A company spokesman declined to confirm the proposed tariff changes. Reports suggested that CyberWorks, which pledged its fixed-line business for a recent refinancing of US$4.7 billion, proposed to raise tariffs to HK$108, or 20 per cent more than the present rate, but sources said that 'it would be somewhat difficult' to raise the tariff to this level.

Utilities such as Hongkong Electric proposed raising tariffs by less than 5 per cent next year and Western Harbour Tunnel proposed raising tolls by 16.7 per cent, taking advantage of an improved economy.

CyberWorks spokesman Jenny Fung said the company's plan to raise the tariff was not inflation-linked.
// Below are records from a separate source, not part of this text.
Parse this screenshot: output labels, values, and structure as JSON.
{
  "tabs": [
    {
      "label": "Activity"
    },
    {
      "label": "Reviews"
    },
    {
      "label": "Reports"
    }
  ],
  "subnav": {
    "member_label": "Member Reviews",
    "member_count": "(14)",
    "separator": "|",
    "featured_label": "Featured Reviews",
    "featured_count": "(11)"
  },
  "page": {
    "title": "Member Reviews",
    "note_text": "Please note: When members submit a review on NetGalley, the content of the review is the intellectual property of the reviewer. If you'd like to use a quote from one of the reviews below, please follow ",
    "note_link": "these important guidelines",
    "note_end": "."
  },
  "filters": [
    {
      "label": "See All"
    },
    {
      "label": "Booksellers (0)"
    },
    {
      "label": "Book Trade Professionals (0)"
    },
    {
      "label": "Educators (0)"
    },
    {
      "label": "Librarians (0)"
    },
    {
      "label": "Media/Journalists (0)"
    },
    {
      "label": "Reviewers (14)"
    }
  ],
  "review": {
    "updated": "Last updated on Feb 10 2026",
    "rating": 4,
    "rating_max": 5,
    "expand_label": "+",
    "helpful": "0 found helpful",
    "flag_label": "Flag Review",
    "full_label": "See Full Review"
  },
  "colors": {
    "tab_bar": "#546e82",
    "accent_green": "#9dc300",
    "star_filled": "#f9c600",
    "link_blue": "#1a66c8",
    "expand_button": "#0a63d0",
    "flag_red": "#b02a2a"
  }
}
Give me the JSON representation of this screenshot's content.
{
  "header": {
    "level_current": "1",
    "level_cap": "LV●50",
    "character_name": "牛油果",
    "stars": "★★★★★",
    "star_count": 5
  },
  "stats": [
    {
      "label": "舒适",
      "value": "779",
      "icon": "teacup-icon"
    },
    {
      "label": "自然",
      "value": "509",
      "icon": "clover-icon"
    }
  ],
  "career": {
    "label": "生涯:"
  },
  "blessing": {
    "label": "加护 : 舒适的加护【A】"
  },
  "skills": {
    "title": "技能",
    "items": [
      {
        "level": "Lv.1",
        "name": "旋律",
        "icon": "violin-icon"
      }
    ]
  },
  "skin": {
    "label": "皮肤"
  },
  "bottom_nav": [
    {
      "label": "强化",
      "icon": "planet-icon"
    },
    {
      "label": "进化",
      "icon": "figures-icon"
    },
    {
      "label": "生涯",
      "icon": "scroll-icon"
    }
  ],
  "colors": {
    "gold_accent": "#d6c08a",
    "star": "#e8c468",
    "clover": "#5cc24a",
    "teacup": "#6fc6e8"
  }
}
'We have been effectively subsidising IDD income to our fixed-line business, and that contributed less to the group earnings,' Ms Fung said.

In an interview with Business Post earlier this month, Roy Wilson, managing director of PCCW HKT, said the company would have made HK$500 million more in net profit had it chosen to raise the tariff to HK$100 on two occasions, last year and this year.

'Not everyone in the fixed-line business is making money,' Mr Wilson said. 'We have not charged enough to get our money back.'

Cable & Wireless HKT had an option to increase the local residential charge to HK$100 in January 1999, and an option to raise it as high as HK$110 this year after the former telecommunications monopoly agreed to open up the international telecoms market.

Mr Wilson also said the company had no intention of raising the tariff twice this year.

CyberWorks, which had 2.17 million residential fixed lines at the end of June, will get at least HK$217 million more a year if it is allowed to raise the tariff to more than HK$100.

Three other fixed-line operators are unlikely to follow CyberWorks' move.

'We have no immediate plan to change the tariff,' said Tong Cheung Tung-lam, director of Wharf Holdings subsidiary New T&T, the second-largest fixed-line operator.

Sources said the CyberWorks increase could come as early as before the Lunar New Year. CyberWorks is required to give customers a month's notice of any tariff increase.